Actually, there are some topics that I want to tell you this moment. I was really thankful yesterday because there was a new hope that Allah has given to me just now. Huh, bismillah.

Before it, aku ingin bernostalgia.

Beberapa tahun yang lalu, tepatnya saat aku masih duduk di bangku SMP, Babeku pernah mendapatkan sebuah pesan singkat yang tidak lain dan tidak bukan berasal dari putrinya sendiri.

“Selamat. Anak anda berhasil terpilih menjadi Ketua OSIS.”

Sejujurnya aku tidak berniat sombong atau pamer kepada Babeku. Yang aku mau, Babeku bangga. Kira-kira begitu.

Namun kemudian di timeline Facebook (saat itu aku masih sering mengintip layar sosial media yang satu ini), Babeku membuat sebuah postingan yang menggelitik sanubariku. Kurang lebih begini kata-katanya.

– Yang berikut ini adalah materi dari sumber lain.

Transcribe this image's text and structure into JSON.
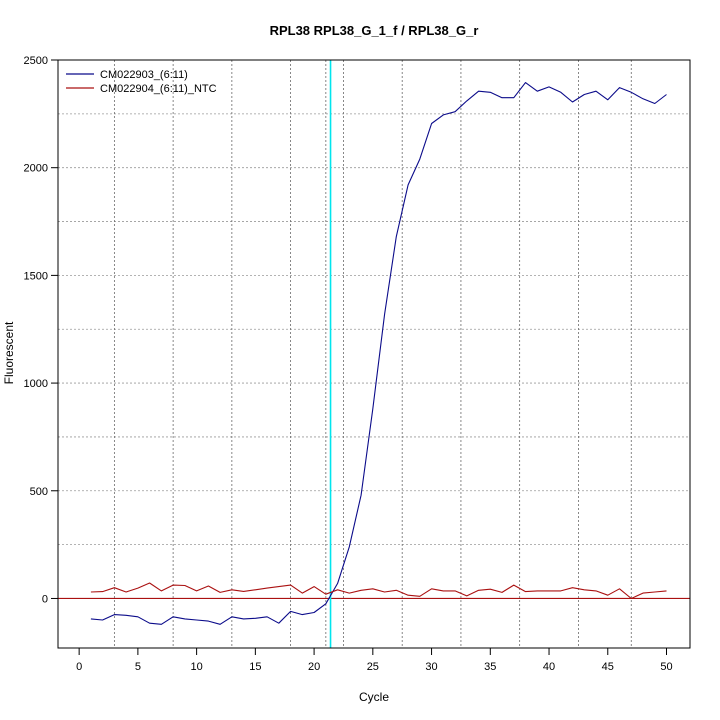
{
  "chart_data": {
    "type": "line",
    "title": "RPL38  RPL38_G_1_f / RPL38_G_r",
    "xlabel": "Cycle",
    "ylabel": "Fluorescent",
    "xlim": [
      -1.8,
      52
    ],
    "ylim": [
      -230,
      2500
    ],
    "xticks": [
      0,
      5,
      10,
      15,
      20,
      25,
      30,
      35,
      40,
      45,
      50
    ],
    "yticks": [
      0,
      500,
      1000,
      1500,
      2000,
      2500
    ],
    "grid": true,
    "grid_y": [
      0,
      250,
      500,
      750,
      1000,
      1250,
      1500,
      1750,
      2000,
      2250,
      2500
    ],
    "grid_x": [
      3,
      8,
      13,
      18,
      21,
      22.5,
      27.5,
      32.5,
      37.5,
      42.5,
      47
    ],
    "legend_position": "top-left",
    "threshold": {
      "x": 21.4,
      "color": "#00e5ee"
    },
    "baseline": {
      "y": 0,
      "color": "#aa1111"
    },
    "series": [
      {
        "name": "CM022903_(6:11)",
        "color": "#0b0b8a",
        "x": [
          1,
          2,
          3,
          4,
          5,
          6,
          7,
          8,
          9,
          10,
          11,
          12,
          13,
          14,
          15,
          16,
          17,
          18,
          19,
          20,
          21,
          22,
          23,
          24,
          25,
          26,
          27,
          28,
          29,
          30,
          31,
          32,
          33,
          34,
          35,
          36,
          37,
          38,
          39,
          40,
          41,
          42,
          43,
          44,
          45,
          46,
          47,
          48,
          49,
          50
        ],
        "y": [
          -95,
          -100,
          -75,
          -78,
          -85,
          -115,
          -120,
          -85,
          -95,
          -100,
          -105,
          -120,
          -85,
          -95,
          -92,
          -85,
          -115,
          -60,
          -75,
          -65,
          -25,
          70,
          240,
          480,
          880,
          1320,
          1680,
          1920,
          2040,
          2205,
          2245,
          2260,
          2310,
          2355,
          2350,
          2325,
          2325,
          2395,
          2355,
          2375,
          2350,
          2305,
          2340,
          2355,
          2315,
          2372,
          2350,
          2320,
          2298,
          2340
        ]
      },
      {
        "name": "CM022904_(6:11)_NTC",
        "color": "#aa1111",
        "x": [
          1,
          2,
          3,
          4,
          5,
          6,
          7,
          8,
          9,
          10,
          11,
          12,
          13,
          14,
          15,
          16,
          17,
          18,
          19,
          20,
          21,
          22,
          23,
          24,
          25,
          26,
          27,
          28,
          29,
          30,
          31,
          32,
          33,
          34,
          35,
          36,
          37,
          38,
          39,
          40,
          41,
          42,
          43,
          44,
          45,
          46,
          47,
          48,
          49,
          50
        ],
        "y": [
          30,
          32,
          50,
          30,
          48,
          72,
          35,
          62,
          60,
          35,
          58,
          28,
          40,
          33,
          40,
          48,
          55,
          62,
          25,
          55,
          20,
          40,
          25,
          38,
          45,
          30,
          38,
          15,
          10,
          45,
          35,
          35,
          12,
          38,
          43,
          28,
          62,
          32,
          35,
          35,
          35,
          50,
          40,
          35,
          15,
          45,
          0,
          25,
          30,
          35
        ]
      }
    ]
  }
}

“Muncul sebuah pesan . . . (ditulisnya SMS dariku tadi) Namun, bukankah ini kurang tepat untuk di-selamat-i? Bukankah lebih tepatnya lagi didoakan supaya dapat mengemban amanah dengan baik dan bertanggungjawab?”

Ini mencipta rasa-rasa yang janggal. Tadi sebelumnya aku merasa senang dan agaknya cukup bangga (semoga bukan ujub ya), namun kemudian postingan facebook itu seperti sebuah adegan di film layar lebar.

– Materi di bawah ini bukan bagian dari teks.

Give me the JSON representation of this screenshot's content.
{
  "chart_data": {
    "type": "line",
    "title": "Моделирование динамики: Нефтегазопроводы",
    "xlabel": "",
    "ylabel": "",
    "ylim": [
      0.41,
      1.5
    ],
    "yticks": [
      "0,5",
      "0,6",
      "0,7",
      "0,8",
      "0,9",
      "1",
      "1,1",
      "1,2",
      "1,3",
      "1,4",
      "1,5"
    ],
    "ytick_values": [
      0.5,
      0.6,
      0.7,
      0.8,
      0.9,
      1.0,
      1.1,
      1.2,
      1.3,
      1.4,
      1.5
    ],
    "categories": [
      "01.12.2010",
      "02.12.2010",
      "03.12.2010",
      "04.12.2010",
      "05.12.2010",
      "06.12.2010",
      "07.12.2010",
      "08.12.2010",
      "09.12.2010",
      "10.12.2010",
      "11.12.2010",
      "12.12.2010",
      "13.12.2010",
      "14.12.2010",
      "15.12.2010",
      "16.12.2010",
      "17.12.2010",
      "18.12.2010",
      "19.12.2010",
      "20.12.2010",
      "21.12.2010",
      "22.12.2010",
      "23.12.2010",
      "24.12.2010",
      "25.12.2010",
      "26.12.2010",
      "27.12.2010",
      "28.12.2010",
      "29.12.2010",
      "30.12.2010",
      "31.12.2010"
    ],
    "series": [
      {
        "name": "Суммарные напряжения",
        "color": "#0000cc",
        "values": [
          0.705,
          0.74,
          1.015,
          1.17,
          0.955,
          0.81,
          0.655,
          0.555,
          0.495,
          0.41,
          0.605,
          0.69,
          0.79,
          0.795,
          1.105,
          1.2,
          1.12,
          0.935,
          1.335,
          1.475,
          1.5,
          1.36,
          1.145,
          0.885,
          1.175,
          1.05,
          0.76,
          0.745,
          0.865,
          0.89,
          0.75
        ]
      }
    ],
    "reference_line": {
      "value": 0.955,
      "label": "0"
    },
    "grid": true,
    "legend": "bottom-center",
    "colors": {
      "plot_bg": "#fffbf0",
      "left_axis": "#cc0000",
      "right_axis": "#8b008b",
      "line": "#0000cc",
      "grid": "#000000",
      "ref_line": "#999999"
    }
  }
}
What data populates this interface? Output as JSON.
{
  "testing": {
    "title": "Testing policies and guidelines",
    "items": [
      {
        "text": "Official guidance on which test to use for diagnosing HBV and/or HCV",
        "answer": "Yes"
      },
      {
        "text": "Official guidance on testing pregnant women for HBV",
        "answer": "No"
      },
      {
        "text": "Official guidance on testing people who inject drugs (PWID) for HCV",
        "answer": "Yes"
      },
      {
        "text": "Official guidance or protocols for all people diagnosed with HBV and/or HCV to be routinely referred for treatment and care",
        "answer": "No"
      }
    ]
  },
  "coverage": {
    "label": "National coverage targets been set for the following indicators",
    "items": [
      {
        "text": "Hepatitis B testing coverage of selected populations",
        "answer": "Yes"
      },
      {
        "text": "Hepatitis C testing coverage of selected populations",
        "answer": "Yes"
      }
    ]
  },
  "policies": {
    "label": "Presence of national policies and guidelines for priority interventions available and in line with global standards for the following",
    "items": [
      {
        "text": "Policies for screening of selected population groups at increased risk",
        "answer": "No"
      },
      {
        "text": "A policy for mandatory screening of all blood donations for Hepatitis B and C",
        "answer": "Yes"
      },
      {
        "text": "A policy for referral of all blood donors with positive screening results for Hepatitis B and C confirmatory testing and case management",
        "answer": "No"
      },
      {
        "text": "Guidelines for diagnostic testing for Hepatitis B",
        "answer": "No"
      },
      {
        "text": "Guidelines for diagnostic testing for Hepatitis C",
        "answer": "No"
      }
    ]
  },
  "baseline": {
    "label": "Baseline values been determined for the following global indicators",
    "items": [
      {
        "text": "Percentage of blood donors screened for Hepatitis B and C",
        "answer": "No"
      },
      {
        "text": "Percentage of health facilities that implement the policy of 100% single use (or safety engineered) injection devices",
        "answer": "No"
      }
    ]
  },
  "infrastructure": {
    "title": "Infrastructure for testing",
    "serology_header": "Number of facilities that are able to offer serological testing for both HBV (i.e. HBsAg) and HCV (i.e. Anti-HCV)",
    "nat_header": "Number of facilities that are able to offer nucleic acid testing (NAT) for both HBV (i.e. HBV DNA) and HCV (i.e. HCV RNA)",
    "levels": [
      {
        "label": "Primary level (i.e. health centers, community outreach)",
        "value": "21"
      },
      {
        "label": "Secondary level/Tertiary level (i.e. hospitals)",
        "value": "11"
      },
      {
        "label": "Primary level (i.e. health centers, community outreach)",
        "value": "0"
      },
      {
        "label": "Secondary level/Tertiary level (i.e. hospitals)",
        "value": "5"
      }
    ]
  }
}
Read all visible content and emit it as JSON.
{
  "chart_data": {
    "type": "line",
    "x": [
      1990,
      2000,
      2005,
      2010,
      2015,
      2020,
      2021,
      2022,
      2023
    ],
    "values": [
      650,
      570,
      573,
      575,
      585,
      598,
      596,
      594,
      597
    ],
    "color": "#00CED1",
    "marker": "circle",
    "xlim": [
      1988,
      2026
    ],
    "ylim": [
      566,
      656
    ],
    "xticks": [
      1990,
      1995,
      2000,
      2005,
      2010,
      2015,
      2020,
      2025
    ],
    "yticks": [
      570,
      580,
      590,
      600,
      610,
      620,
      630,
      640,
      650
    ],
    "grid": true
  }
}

Seolah Babe mengukuhkan pundakku. Ia menatapku lamat-lamat, berusaha memantapkan kalbu dan meyakinkan betapa ini amanah yang perlu aku pegang baik-baik. Aku mengangguk.

Inilah dia konsekuensi. Konsekuensi dari sebuah keputusan. Aku ambil amanah ini, ya sudah konsekuensinya ini beban yang harus daku tanggung.

A few days a go, I have dicided something. And yesterday my decision was accepted. Alhamdulillah, I’ve been announced to be a new student in English Departement of Gadjah Mada University.

I don’t know how my future will be. But I know, there will be a consequency for this decision. Bismillah.